Toplumsal açıdan faydalı davranışları teşvik etmek için uyumsuzluğu azaltma ihtiyacından yararlanır. Bu durumuda
AIDS'i önleme deneyinde katılımcılar prezervatif kullanmanın önemine ilişkin konuşmaları videoya kaydettiler ve prezervatif kullanma konusunda
kendilerinin bilinçlendirilmesi sağlandı. Uyumsuzluğu azaltmak için davranışlarını değiştirdiler; prezervatif satın aldılar.

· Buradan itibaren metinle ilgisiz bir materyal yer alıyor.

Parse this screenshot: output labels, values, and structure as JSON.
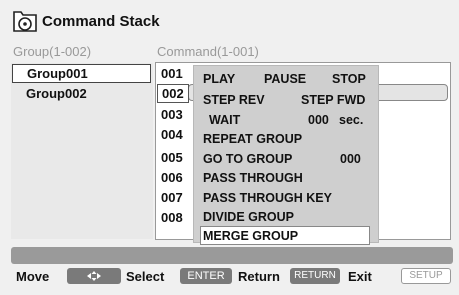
{
  "title": "Command Stack",
  "group_header": "Group(1-002)",
  "command_header": "Command(1-001)",
  "groups": [
    "Group001",
    "Group002"
  ],
  "rows": [
    "001",
    "002",
    "003",
    "004",
    "005",
    "006",
    "007",
    "008"
  ],
  "menu": {
    "play": "PLAY",
    "pause": "PAUSE",
    "stop": "STOP",
    "step_rev": "STEP REV",
    "step_fwd": "STEP FWD",
    "wait": "WAIT",
    "wait_value": "000",
    "wait_unit": "sec.",
    "repeat_group": "REPEAT GROUP",
    "go_to_group": "GO TO GROUP",
    "go_to_value": "000",
    "pass_through": "PASS THROUGH",
    "pass_through_key": "PASS THROUGH KEY",
    "divide_group": "DIVIDE GROUP",
    "merge_group": "MERGE GROUP"
  },
  "footer": {
    "move": "Move",
    "select": "Select",
    "enter_key": "ENTER",
    "return": "Return",
    "return_key": "RETURN",
    "exit": "Exit",
    "setup_key": "SETUP"
  }
}
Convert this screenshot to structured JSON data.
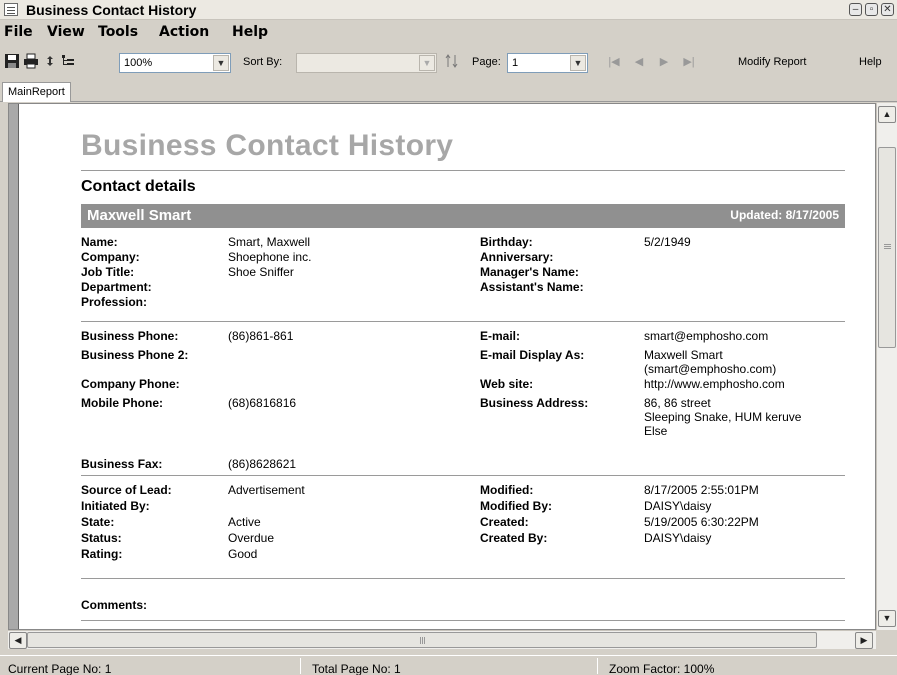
{
  "window": {
    "title": "Business Contact History",
    "icon": "app-window-icon",
    "controls": [
      "minimize-icon",
      "maximize-icon",
      "close-icon"
    ]
  },
  "menu": {
    "items": [
      "File",
      "View",
      "Tools",
      "Action",
      "Help"
    ]
  },
  "toolbar": {
    "icons": [
      "save-icon",
      "print-icon",
      "refresh-icon",
      "tree-icon"
    ],
    "zoom_value": "100%",
    "sort_label": "Sort By:",
    "sort_value": "",
    "page_label": "Page:",
    "page_value": "1",
    "nav_icons": [
      "first-page-icon",
      "prev-page-icon",
      "next-page-icon",
      "last-page-icon"
    ],
    "modify_report": "Modify Report",
    "help": "Help"
  },
  "tabs": [
    "MainReport"
  ],
  "report": {
    "title": "Business Contact History",
    "section_title": "Contact details",
    "contact_name": "Maxwell Smart",
    "updated": "Updated: 8/17/2005",
    "general_left": {
      "labels": [
        "Name:",
        "Company:",
        "Job Title:",
        "Department:",
        "Profession:"
      ],
      "values": [
        "Smart, Maxwell",
        "Shoephone inc.",
        "Shoe Sniffer",
        "",
        ""
      ]
    },
    "general_right": {
      "labels": [
        "Birthday:",
        "Anniversary:",
        "Manager's Name:",
        "Assistant's Name:"
      ],
      "values": [
        "5/2/1949",
        "",
        "",
        ""
      ]
    },
    "contact_left": {
      "labels": [
        "Business Phone:",
        "Business Phone 2:",
        "Company Phone:",
        "Mobile Phone:",
        "Business Fax:"
      ],
      "values": [
        "(86)861-861",
        "",
        "",
        "(68)6816816",
        "(86)8628621"
      ]
    },
    "contact_right": {
      "labels": [
        "E-mail:",
        "E-mail Display As:",
        "Web site:",
        "Business Address:"
      ],
      "values": [
        "smart@emphosho.com",
        "Maxwell Smart",
        "(smart@emphosho.com)",
        "http://www.emphosho.com",
        "86, 86 street",
        "Sleeping Snake, HUM keruve",
        "Else"
      ]
    },
    "lead_left": {
      "labels": [
        "Source of Lead:",
        "Initiated By:",
        "State:",
        "Status:",
        "Rating:"
      ],
      "values": [
        "Advertisement",
        "",
        "Active",
        "Overdue",
        "Good"
      ]
    },
    "lead_right": {
      "labels": [
        "Modified:",
        "Modified By:",
        "Created:",
        "Created By:"
      ],
      "values": [
        "8/17/2005  2:55:01PM",
        "DAISY\\daisy",
        "5/19/2005  6:30:22PM",
        "DAISY\\daisy"
      ]
    },
    "comments_label": "Comments:"
  },
  "status": {
    "current_page": "Current Page No: 1",
    "total_page": "Total Page No: 1",
    "zoom": "Zoom Factor: 100%"
  },
  "colors": {
    "banner": "#909090",
    "title": "#a7a7a7",
    "chrome": "#d4d0c8"
  }
}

• İyi eylemleri ve zararlı eylemleri haklı çıkarmak Bilişsel uyumsuzluk teorisinin akıllıca bir uygulaması, birisinin size bir iyilik yapmasını sağlayarak sizi
sevmesini sağlamaktır. Bu işe yarar çünkü kişinin sizin için güzel bir şey yaptığı gerçeğini içsel olarak haklı çıkarması gerekir. Bunun tersi de doğrudur.
Başka bir kişiye zarar verirseniz, kötü bir davranıştan kaynaklanabilecek öz imajınıza yönelik tehdidi azaltmak için, kurbanınızı aşağılayarak yaptığınız
şeyi haklı çıkarma eğiliminde olursunuz: o kişi bunu hak etmiştir ya da o "bir" değildir. bizden” yine de. Çatışma ve savaş gibi aşırı durumlarda, birçok
insan, kurbanın veya düşmanın, insandan daha az olduğu için başına gelen her şeyi hak ettiği düşüncesini benimseyecektir.

• Hatalarımızdan ders almak Uyumsuzluğun azaltılması, olumsuz değerleri ve davranışları pekiştirdiğinde ters etki yapar ve bu, küçük tarikat
üyelerinden ulusal liderlere kadar herkes için geçerlidir. İnsanların uyumsuzluğu azaltan hayvanlar olduğunu bilmek, süreç
hakkında daha bilinçli olmamızı sağlayabilir. Bir dahaki sefere değerlerimize aykırı davranmış olmanın rahatsızlığını hissettiğimizde, eylemimiz üzerinde
düşünmek için kendini haklı çıkarma sürecini bilinçli olarak duraklatabiliriz.